December 5, 2016

Brexit and Baltic Sea Security

Caroline Davies, Royal Navy Media Archive / Flickr

The result of the UK’s June 2016 referendum on continued membership of the EU was unexpected and its consequences may be wide-ranging and grave. This report considers the impact of the UK’s exit from the European Union (‘Brexit’) on the security of Estonia, the Baltic Sea region and Europe more widely. Its focus is hard security – military security and defence.

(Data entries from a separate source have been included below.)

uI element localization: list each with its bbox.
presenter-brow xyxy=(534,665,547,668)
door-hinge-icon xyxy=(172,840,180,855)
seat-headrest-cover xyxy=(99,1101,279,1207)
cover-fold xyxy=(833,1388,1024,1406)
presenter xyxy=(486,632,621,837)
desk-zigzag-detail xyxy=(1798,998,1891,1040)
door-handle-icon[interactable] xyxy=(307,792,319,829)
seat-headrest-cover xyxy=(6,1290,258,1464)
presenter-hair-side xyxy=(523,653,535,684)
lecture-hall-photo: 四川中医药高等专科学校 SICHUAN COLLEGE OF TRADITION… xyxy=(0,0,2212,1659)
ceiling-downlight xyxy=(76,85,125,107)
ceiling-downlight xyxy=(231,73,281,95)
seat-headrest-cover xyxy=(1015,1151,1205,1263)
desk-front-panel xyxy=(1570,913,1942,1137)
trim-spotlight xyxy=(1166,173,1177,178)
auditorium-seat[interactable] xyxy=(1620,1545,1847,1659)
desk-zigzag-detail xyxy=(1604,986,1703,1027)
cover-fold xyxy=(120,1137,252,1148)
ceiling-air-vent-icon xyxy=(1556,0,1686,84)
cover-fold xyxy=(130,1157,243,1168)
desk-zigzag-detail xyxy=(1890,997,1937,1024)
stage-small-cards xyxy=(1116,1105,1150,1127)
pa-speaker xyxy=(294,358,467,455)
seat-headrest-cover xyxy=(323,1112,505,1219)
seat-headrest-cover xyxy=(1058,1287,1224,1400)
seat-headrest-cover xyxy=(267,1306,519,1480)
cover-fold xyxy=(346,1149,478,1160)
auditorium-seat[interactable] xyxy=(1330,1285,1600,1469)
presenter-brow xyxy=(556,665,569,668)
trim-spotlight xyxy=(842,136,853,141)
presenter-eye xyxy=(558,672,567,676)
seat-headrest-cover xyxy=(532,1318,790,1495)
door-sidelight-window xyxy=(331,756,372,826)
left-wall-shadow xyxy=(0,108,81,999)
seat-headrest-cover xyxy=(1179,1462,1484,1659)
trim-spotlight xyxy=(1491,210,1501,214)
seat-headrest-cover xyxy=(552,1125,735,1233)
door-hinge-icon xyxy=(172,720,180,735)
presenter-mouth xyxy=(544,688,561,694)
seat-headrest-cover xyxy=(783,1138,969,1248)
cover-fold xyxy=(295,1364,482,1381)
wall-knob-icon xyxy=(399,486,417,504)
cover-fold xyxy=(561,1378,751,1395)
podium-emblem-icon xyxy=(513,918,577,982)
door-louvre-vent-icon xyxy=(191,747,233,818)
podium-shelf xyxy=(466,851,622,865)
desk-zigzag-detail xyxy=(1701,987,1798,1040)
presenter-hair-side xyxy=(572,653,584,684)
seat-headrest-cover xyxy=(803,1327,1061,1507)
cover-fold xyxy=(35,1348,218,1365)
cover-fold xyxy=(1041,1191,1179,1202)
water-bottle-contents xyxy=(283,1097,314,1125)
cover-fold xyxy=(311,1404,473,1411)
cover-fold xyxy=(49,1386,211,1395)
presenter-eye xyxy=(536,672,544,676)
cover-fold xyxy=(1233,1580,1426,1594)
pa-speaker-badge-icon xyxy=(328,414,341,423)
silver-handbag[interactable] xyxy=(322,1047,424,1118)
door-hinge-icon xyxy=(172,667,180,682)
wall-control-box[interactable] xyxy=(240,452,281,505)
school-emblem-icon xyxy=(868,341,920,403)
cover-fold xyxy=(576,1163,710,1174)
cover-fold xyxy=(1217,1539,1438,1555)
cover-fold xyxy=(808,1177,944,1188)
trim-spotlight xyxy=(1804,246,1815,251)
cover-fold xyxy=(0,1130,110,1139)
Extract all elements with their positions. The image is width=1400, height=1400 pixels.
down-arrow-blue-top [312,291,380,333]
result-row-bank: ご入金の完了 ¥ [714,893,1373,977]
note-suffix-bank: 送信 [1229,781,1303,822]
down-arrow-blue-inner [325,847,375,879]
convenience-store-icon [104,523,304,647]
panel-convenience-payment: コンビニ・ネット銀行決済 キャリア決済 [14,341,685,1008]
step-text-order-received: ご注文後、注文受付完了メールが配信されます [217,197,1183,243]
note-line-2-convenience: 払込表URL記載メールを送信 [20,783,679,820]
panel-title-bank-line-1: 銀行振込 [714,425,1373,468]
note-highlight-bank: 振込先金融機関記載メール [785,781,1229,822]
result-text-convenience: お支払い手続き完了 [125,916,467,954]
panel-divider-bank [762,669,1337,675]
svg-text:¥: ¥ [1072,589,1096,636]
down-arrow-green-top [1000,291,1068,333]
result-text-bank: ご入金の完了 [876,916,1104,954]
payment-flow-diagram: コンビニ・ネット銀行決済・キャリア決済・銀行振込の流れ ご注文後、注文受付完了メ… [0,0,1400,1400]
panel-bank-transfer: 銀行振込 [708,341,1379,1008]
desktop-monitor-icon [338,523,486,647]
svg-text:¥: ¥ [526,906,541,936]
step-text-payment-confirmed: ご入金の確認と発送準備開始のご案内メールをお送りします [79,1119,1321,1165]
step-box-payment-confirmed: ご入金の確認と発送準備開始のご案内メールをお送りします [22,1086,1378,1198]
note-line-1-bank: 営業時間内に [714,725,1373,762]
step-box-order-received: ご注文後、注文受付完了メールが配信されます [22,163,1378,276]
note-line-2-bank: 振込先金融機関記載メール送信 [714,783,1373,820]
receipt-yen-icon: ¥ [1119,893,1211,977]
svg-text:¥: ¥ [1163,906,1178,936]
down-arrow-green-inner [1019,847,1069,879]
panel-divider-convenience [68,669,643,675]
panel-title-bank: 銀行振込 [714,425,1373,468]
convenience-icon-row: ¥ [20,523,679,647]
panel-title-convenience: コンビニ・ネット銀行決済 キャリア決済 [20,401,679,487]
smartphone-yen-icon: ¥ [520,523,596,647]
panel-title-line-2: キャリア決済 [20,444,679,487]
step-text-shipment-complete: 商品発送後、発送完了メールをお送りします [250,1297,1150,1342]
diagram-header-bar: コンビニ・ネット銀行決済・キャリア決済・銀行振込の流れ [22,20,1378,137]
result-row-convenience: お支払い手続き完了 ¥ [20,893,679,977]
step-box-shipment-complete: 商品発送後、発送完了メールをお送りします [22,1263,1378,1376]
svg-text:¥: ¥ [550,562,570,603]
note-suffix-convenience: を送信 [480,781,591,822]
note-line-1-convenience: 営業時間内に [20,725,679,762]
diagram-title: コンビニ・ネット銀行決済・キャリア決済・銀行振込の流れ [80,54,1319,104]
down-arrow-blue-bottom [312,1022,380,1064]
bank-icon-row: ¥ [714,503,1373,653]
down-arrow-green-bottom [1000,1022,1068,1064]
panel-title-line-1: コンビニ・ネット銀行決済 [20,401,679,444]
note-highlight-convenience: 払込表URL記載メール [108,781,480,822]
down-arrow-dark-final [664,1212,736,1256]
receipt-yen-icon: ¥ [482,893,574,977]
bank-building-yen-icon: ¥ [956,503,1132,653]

The UK is a defence and security actor of considerable prominence, able to contribute significant military capability to the organisations and operations in which it participates. It is, however, sceptical about the place of the EU in defence matters and has achieved a certain level of infamy for its perseverance in obstructing the further development of an EU defence dimension. One immediate consequence of the Brexit referendum result was a burst of ideas for further EU defence integration, which has led to an agreement on the first steps for implementing the EU Global Strategy in the area of security and defence.

Not all member states, however, are enthusiastic for these ideas. Interviews conducted for this report with officials and researchers in the Baltic Sea states of Denmark, Germany, Estonia, Finland, Latvia, Lithuania, Poland, Sweden, and also in the UK found that interviewees believed that their countries shared with the UK approaches to security that would be harder to pursue after Brexit without the active support of the UK itself, and were largely sceptical about the need for further defence integration in the EU. In general, though, interviewees felt that the character of the European security environment post-Brexit is very difficult to forecast and the many factors that will contribute to shaping it are highly uncertain, complex, and intertwined.

In these circumstances, scenario planning methodologies offer perhaps the best means of thinking about the future and informing policy decisions. The report thus identifies a range of possible post-Brexit scenarios as a vehicle for testing policies and identifying those likely to result in maximum benefit and minimum cost.